Схожу, развеюсь. А завтра политэкономии нет, так что заеду утром в институт, договорюсь с лектором по соцгигиене, кем бы он ни был, и домой. Думаю, что встреча с академиком Чазовым по итогам участия в заграничной конференции кого угодно убедит в том, что студента надо отпустить.
А пока оденусь в одежку попроще — и на работу. И Лену увижу, и новостей скоропомощного сообщества наберусь.
Приехал я чуть пораньше, и пока моя бригада была где-то на вызове, посидел с ребятами, попил чаю, развлек народ рассказами про заграницу. Блин, да почему же большая часть расспросов про то, сколько стоит снять проститутку, ходили ли мы в порнокинотеатры и удалось ли накупить дешевых джинсов и магнитофонов? Про конференцию хоть бы кто спросил. А там ведь решались вопросы офигенной важности. Уже сейчас бактериологи обеспокоены появлением микрофлоры, против которой антибиотики не очень-то и эффективны. А наших интересует, сколько стоит минет в придорожных кустиках.
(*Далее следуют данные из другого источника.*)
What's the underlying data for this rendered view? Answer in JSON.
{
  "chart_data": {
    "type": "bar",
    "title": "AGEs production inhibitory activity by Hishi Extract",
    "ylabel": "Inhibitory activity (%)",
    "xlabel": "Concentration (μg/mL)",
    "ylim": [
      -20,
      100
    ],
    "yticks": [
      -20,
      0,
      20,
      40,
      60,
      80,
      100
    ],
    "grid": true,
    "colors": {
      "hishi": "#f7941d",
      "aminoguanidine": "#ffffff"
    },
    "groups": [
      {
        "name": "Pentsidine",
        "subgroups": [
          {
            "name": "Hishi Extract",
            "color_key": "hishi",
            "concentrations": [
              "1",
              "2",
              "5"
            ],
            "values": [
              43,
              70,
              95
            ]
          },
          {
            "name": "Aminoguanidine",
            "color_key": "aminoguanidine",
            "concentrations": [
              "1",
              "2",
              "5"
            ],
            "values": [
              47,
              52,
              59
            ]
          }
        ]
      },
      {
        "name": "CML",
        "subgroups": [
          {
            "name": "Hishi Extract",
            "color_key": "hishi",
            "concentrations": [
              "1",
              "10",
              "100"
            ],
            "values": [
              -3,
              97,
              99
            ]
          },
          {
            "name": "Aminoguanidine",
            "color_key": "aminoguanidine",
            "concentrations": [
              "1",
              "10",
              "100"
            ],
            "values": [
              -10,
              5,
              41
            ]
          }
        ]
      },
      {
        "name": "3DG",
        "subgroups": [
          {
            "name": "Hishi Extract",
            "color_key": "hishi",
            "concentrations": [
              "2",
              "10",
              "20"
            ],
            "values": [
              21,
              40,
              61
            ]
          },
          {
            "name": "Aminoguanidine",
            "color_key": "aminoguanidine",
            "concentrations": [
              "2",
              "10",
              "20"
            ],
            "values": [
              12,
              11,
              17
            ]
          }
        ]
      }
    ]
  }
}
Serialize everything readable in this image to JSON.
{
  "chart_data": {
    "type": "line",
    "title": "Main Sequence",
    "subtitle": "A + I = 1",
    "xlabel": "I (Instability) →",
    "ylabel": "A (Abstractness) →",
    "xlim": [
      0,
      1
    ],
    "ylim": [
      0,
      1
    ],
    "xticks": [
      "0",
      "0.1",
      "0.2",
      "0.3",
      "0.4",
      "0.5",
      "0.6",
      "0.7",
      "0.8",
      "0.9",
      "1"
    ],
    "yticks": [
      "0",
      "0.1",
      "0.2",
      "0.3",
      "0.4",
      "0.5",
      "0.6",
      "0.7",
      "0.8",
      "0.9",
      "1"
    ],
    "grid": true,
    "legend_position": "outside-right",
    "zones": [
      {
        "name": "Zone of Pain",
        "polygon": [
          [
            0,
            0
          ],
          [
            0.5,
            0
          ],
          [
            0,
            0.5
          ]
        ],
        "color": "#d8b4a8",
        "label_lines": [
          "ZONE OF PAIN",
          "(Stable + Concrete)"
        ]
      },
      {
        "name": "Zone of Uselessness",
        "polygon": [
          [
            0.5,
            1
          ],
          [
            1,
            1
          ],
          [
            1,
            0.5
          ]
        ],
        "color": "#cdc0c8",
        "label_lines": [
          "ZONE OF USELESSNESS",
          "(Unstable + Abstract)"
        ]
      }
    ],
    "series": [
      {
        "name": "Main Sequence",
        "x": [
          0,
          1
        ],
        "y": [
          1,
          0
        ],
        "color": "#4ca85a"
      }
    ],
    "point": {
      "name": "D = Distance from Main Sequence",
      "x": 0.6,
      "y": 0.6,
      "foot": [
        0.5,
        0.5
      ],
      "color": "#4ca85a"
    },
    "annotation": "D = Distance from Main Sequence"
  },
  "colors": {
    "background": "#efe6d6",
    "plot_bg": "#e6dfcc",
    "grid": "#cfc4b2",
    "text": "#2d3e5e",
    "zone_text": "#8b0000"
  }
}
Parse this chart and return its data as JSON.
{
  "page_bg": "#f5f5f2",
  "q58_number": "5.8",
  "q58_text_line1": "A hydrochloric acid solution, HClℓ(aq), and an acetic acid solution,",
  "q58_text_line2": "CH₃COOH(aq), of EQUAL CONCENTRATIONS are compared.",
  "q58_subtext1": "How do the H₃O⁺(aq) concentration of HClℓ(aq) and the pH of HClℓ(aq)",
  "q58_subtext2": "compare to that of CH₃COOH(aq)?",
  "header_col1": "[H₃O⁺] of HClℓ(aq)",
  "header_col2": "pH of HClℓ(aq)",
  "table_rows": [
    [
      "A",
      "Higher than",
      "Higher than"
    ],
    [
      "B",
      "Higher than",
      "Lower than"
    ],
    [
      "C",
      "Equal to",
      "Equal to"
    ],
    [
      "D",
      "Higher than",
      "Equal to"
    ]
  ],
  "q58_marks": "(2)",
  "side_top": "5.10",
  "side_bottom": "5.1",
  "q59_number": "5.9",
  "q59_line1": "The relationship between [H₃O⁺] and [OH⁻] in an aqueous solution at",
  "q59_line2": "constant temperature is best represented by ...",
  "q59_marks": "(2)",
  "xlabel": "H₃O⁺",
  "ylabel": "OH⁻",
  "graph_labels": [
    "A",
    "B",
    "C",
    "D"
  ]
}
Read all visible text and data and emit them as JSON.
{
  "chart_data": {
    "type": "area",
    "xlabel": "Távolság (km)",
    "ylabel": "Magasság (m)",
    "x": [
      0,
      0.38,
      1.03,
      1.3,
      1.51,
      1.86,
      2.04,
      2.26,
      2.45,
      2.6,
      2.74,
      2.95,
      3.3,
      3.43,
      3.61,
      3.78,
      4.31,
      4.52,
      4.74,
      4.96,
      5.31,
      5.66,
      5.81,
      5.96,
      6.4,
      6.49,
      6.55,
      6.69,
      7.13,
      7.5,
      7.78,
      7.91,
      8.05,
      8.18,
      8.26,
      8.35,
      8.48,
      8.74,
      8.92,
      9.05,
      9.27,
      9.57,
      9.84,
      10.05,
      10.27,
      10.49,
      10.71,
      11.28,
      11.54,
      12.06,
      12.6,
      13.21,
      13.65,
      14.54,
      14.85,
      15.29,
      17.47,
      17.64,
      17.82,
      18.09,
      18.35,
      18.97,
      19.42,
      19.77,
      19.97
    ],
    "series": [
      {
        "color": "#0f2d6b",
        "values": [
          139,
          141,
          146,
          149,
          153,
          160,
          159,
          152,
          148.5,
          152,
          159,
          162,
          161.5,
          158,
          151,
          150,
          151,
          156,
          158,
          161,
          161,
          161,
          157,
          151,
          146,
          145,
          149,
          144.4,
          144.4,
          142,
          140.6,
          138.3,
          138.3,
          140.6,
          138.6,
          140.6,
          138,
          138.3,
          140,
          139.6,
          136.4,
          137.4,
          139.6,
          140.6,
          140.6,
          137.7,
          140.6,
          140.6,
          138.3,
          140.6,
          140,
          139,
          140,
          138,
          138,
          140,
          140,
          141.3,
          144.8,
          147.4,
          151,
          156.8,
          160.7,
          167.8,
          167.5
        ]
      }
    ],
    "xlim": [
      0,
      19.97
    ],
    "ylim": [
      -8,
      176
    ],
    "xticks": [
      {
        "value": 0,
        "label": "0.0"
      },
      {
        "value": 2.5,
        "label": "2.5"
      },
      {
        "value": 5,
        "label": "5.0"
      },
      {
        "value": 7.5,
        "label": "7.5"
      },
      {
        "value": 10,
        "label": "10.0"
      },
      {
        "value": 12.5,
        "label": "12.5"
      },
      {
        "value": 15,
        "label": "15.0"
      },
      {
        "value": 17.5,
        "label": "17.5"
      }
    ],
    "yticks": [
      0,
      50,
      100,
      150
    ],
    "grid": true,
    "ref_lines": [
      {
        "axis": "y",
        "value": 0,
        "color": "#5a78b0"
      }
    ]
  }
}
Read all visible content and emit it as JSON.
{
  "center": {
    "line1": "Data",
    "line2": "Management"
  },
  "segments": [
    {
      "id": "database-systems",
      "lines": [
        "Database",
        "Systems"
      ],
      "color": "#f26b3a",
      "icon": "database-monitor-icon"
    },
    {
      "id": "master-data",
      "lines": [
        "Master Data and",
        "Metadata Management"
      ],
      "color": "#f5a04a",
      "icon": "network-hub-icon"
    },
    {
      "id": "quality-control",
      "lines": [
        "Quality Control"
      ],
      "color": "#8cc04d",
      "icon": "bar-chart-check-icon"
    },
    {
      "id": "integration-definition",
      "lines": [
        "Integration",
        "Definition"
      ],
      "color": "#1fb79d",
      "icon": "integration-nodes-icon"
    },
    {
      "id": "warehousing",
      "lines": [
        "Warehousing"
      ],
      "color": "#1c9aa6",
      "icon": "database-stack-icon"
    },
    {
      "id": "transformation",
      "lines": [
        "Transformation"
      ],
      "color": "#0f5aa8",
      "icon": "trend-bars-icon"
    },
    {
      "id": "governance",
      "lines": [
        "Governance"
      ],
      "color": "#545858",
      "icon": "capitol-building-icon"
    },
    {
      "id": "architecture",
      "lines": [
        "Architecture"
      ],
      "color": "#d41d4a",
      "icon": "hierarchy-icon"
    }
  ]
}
Второй важной темой была диверсия, жертвой которой пал Серега Чуб, усатый здоровяк, мой сосед по шкафчику. Третьим в нем жил Саня Авдеев. Так вот, вчера ребята с восьмой бригады, которым надоело, что коллега Миронов постоянно пьет воду из их посуды, взяли и налили в кружку четыре ампулы фуросемида. Ну, чтобы до паразита дошло, что воду надо пить из своей посуды, а набирать самостоятельно. К сожалению, снаряд пролетел мимо и раствор жахнул в пару глотков Серега, только приехавший с вызова.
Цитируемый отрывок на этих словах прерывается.